Learning Symmetry-Independent Jet Representations via Jet-Based Joint Embedding Predictive Architecture
Subash Katel, Haoyang Li, Zihan Zhao, Raghav Kansal, Farouk Mokhtar, Javier Duarte
TL;DR
The paper addresses the challenge of training jet-related models when labeled data is scarce or mismatched by introducing J-JEPA, a self-supervised, augmentation-free pretraining framework that predicts target-subjet representations from context-subjet representations using target positions as hints, with the target encoder stabilized via EMA and predictions made in representation space using $L_2$ loss. The approach enables cross-task applicability by removing the need for hand-crafted augmentations tailored to each downstream task, and it demonstrates that pretrained representations outperform randomly initialized baselines for jet tagging, especially under limited labeled data. Key contributions include the physical positional encoding, two embedding strategies for subjets, and a masking scheme inspired by I-JEPA, all validated on JetClass pretraining and Top Tagging finetuning. The findings suggest J-JEPA is a scalable path toward large-scale, cross-task foundation models in jet physics, potentially reducing reliance on labeled simulations and enabling robust transfer to real data.
Abstract
In high energy physics, self-supervised learning (SSL) methods have the potential to aid in the creation of machine learning models without the need for labeled datasets for a variety of tasks, including those related to jets -- narrow sprays of particles produced by quarks and gluons in high energy particle collisions. This study introduces an approach to learning jet representations without hand-crafted augmentations using a jet-based joint embedding predictive architecture (J-JEPA), which aims to predict various physical targets from an informative context.
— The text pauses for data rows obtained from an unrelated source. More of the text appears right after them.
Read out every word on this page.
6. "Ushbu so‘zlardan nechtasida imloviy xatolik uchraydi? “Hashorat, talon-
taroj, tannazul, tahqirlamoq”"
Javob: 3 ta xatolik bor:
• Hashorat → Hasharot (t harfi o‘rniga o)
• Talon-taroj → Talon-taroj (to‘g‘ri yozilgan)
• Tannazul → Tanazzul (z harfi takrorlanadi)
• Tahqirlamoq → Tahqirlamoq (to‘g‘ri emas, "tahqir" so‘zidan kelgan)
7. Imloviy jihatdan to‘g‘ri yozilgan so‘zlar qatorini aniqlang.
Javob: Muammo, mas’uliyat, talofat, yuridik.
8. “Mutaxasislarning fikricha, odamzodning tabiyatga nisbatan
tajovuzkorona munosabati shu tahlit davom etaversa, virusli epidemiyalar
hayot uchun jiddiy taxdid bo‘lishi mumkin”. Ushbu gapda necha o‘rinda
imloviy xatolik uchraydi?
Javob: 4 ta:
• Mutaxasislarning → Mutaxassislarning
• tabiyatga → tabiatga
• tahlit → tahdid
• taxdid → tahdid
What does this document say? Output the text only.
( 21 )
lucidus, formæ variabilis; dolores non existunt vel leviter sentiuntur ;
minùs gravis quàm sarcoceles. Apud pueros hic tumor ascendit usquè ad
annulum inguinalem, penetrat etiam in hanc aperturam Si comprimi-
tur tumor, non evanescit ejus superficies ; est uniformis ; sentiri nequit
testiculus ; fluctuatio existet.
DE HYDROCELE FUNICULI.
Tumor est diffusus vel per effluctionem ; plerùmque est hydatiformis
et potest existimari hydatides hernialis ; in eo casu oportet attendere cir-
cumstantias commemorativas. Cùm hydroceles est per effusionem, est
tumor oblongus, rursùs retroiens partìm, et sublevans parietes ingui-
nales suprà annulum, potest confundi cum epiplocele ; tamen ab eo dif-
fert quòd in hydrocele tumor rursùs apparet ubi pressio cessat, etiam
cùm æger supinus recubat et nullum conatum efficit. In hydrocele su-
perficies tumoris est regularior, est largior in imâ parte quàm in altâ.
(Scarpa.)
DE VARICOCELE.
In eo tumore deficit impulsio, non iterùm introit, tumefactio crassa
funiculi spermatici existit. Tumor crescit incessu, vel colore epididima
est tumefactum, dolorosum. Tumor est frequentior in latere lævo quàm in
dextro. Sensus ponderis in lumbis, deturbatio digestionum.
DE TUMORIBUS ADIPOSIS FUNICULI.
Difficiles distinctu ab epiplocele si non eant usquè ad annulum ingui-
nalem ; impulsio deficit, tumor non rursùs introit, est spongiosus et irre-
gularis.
As our method does not require hand-crafted augmentation like other common SSL techniques, J-JEPA avoids introducing biases that could harm downstream tasks. Since different tasks generally require invariance under different augmentations, this training without hand-crafted augmentation enables versatile applications, offering a pathway toward a cross-task foundation model. We finetune the representations learned by J-JEPA for jet tagging and benchmark them against task-specific representations.